Song
- Released: 1909

= The King's Way (song) =

"The King’s Way" is a poem set to music by the English composer Edward Elgar in 1909. The words were written by his wife, Caroline Alice Elgar.

==Music==
Elgar includes tunes from the Trio (central section) of the Pomp and Circumstance March No. 4, which he had composed two years earlier. The principal theme of the Trio introduces the song, and is first sung at bar 8 to the words "The newest street in London town,/ Who'll pace it up and pace it down?"

==Lyrics==
The words, by the composer's wife Alice, employ the title with different meanings: as the name of the new street, "Kingsway"; as a royal processional avenue, the "King's Way"; and to show the sympathy of king and queen to the poor, "our King's way,- and our Queen's way."

==Kingsway==
The song was written on 27 December 1909 to celebrate the opening of London's Kingsway, a wide street in central London connecting High Holborn to the centre of the crescent south of it called Aldwych.
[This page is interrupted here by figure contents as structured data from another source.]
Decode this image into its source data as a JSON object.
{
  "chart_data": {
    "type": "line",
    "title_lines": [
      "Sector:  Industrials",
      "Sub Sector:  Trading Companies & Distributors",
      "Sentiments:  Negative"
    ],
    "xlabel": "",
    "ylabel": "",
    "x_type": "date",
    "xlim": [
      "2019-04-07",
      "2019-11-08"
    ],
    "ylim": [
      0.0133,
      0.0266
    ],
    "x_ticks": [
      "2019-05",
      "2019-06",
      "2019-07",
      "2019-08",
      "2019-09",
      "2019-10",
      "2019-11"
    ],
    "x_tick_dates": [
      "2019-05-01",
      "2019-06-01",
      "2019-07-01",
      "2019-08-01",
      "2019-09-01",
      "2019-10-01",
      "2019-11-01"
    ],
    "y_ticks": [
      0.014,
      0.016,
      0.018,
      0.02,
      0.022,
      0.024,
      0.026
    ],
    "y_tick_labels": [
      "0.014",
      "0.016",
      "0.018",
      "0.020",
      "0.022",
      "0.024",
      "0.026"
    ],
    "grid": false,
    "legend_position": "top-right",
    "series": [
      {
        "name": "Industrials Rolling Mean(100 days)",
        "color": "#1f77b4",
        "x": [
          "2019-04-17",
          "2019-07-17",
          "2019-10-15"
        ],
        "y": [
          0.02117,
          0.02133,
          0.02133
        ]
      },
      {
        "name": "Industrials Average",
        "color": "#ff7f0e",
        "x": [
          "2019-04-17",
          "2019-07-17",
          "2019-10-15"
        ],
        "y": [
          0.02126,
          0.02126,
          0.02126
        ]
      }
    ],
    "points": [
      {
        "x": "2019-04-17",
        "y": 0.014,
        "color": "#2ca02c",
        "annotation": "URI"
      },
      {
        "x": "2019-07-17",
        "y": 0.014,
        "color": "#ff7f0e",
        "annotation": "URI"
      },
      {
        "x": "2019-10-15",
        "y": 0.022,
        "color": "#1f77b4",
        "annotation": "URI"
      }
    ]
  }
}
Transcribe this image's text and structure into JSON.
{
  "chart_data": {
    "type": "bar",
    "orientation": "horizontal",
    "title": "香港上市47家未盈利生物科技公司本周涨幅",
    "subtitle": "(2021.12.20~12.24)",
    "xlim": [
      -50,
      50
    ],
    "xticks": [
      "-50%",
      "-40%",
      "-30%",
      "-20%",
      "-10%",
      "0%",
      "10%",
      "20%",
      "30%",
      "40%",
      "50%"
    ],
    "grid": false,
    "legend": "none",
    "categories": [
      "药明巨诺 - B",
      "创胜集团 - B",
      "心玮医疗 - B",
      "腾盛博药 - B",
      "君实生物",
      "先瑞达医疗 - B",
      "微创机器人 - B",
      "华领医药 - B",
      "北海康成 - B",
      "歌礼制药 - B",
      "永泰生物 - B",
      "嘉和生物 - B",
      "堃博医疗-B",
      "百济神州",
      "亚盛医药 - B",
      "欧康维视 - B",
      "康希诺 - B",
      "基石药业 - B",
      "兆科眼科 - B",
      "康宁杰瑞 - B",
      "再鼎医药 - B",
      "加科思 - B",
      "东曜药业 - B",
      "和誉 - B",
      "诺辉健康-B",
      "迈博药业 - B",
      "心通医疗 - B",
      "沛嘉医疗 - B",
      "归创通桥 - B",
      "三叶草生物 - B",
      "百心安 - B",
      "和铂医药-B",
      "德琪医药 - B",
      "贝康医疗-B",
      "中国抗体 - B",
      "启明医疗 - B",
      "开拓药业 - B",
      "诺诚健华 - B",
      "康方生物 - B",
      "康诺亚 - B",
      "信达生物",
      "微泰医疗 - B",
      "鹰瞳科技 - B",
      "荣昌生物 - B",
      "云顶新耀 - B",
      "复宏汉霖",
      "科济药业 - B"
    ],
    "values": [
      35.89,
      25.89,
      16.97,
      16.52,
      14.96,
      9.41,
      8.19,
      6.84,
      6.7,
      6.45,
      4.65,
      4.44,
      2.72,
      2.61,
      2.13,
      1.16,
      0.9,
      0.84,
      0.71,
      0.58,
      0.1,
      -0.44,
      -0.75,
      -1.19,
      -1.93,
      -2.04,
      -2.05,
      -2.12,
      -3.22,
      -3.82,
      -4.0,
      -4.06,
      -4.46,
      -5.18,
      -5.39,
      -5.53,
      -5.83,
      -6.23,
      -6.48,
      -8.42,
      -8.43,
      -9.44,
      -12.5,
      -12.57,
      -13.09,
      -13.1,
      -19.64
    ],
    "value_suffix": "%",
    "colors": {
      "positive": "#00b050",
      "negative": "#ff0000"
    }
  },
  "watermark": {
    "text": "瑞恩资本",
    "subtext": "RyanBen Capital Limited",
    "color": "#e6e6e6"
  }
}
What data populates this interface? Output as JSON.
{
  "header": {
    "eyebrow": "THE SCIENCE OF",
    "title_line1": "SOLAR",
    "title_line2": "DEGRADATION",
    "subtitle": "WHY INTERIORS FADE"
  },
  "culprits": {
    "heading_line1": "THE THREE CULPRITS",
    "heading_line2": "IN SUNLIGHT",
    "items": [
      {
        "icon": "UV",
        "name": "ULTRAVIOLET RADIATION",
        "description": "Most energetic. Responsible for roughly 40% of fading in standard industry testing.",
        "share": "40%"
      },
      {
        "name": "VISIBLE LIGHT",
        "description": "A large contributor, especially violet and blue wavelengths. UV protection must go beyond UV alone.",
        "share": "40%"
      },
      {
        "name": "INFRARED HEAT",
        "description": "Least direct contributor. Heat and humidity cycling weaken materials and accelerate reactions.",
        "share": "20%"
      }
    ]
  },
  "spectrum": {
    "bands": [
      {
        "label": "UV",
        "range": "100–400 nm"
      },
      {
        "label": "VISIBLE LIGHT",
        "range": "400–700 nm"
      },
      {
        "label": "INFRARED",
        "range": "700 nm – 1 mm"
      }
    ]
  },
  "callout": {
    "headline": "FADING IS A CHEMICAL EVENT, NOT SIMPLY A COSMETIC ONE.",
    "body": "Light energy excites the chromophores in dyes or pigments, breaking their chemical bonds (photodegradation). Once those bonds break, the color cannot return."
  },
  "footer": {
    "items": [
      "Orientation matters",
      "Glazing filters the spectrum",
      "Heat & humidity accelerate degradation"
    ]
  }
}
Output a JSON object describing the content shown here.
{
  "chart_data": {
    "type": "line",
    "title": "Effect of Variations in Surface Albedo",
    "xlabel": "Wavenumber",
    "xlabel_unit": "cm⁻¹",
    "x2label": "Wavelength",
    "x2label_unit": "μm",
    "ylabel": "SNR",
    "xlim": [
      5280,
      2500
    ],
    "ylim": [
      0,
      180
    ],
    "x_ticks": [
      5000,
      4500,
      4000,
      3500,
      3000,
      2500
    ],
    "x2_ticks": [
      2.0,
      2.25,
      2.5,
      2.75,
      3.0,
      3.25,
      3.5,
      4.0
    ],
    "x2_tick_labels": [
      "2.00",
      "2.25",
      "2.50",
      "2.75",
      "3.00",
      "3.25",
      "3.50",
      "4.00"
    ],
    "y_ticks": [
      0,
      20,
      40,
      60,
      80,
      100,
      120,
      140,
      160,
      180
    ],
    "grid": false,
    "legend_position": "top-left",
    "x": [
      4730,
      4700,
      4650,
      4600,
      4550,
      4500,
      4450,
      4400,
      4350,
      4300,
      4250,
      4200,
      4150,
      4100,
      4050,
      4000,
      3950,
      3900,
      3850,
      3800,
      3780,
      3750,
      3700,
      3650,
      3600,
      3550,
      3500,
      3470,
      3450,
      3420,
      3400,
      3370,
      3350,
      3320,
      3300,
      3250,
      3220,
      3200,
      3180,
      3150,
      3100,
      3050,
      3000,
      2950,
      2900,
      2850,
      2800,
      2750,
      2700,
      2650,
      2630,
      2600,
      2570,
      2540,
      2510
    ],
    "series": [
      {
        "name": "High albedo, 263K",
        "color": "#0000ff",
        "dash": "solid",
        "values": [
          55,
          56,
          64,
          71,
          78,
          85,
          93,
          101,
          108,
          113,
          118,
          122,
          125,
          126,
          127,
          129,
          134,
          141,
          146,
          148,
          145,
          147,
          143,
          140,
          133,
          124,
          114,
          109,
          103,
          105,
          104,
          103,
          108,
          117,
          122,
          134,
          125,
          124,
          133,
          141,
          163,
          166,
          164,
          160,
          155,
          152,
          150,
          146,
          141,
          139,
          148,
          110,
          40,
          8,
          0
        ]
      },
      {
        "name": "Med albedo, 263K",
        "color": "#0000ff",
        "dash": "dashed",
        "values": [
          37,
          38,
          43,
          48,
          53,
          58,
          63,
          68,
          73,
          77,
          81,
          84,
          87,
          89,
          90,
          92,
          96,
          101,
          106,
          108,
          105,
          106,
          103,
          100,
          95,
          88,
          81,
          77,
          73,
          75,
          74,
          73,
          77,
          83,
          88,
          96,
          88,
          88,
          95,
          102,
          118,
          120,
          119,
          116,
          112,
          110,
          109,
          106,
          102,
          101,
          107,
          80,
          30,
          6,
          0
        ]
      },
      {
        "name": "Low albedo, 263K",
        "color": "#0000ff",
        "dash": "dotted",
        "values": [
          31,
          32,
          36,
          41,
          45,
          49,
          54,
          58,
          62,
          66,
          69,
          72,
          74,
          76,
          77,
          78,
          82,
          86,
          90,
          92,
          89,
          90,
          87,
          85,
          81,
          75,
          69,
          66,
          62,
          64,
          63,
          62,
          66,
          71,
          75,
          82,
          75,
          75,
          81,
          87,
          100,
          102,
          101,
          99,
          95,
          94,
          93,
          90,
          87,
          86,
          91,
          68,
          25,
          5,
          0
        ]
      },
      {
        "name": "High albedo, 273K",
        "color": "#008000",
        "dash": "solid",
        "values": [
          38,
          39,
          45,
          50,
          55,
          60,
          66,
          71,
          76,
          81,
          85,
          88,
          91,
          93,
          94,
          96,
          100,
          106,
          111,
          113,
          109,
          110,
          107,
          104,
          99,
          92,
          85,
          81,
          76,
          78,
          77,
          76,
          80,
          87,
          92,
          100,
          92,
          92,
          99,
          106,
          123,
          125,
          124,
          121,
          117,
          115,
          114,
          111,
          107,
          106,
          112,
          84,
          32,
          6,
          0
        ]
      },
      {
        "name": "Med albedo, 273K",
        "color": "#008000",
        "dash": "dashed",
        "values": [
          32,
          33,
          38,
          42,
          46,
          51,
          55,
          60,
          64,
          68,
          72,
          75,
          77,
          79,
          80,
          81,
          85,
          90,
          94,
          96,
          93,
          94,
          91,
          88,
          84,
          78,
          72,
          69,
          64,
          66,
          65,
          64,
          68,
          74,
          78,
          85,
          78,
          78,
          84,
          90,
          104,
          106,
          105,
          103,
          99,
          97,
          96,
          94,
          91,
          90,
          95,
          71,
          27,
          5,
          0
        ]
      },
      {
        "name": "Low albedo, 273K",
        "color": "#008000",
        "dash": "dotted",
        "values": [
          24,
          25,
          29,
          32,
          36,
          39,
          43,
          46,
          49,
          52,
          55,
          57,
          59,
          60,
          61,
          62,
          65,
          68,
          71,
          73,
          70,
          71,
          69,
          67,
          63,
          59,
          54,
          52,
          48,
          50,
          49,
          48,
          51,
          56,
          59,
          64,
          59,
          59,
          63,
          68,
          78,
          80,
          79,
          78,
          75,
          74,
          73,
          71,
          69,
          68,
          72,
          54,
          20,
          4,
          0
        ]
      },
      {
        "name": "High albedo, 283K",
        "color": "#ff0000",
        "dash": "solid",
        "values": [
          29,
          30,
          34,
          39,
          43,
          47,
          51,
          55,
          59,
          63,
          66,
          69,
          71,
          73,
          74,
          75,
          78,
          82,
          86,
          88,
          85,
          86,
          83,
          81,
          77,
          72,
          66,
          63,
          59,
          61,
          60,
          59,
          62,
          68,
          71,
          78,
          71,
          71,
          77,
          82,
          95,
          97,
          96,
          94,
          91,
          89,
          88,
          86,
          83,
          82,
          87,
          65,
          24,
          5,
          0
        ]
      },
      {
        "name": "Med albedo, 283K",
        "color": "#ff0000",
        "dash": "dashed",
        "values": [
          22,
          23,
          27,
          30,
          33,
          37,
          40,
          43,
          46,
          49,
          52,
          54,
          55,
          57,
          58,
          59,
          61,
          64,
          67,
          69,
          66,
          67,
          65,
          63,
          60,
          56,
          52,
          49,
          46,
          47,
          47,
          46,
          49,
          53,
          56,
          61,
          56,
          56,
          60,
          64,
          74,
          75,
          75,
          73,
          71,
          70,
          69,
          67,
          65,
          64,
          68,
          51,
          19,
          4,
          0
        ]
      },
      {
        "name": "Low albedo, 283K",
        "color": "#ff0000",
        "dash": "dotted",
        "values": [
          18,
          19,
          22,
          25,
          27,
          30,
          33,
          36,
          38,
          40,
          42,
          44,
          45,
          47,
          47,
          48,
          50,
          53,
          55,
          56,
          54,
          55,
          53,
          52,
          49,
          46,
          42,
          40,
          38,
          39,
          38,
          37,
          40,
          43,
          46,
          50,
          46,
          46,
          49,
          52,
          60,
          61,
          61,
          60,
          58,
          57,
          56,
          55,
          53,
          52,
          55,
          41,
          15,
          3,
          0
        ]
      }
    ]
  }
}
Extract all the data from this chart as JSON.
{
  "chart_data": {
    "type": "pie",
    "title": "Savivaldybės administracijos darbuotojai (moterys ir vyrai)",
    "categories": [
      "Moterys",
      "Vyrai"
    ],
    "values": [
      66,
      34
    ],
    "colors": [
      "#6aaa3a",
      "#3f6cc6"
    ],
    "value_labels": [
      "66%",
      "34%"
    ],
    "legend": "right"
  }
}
Kingsway had been opened in 1905, so it was then as in the words of the song "the newest street in London town", and it was certainly one of the broadest. It was built as part of a major plan to clear slum districts in the Holborn area, and hence the pertinent reference to "sick and poor" people. The song was immediately published by Boosey's and first performed at an Alexandra Palace concert on 15 January 1910, sung by Clara Butt.

==Arrangements==
The song was published by Boosey's in 1910 as an arrangement for military band.
The song was arranged for voice and full orchestra by John Morrison in 2022.

==Recordings==
"The Unknown Elgar" includes "The King's Way" performed by Teresa Cahill (soprano), with Barry Collett (piano).
A recording is also available on an SACD: Channel Classics Records CCS SA 28610 which is Volume 2 of the complete Elgar songs for voice and piano. It is sung by Amanda Roocroft with Reinhild Mees at the piano.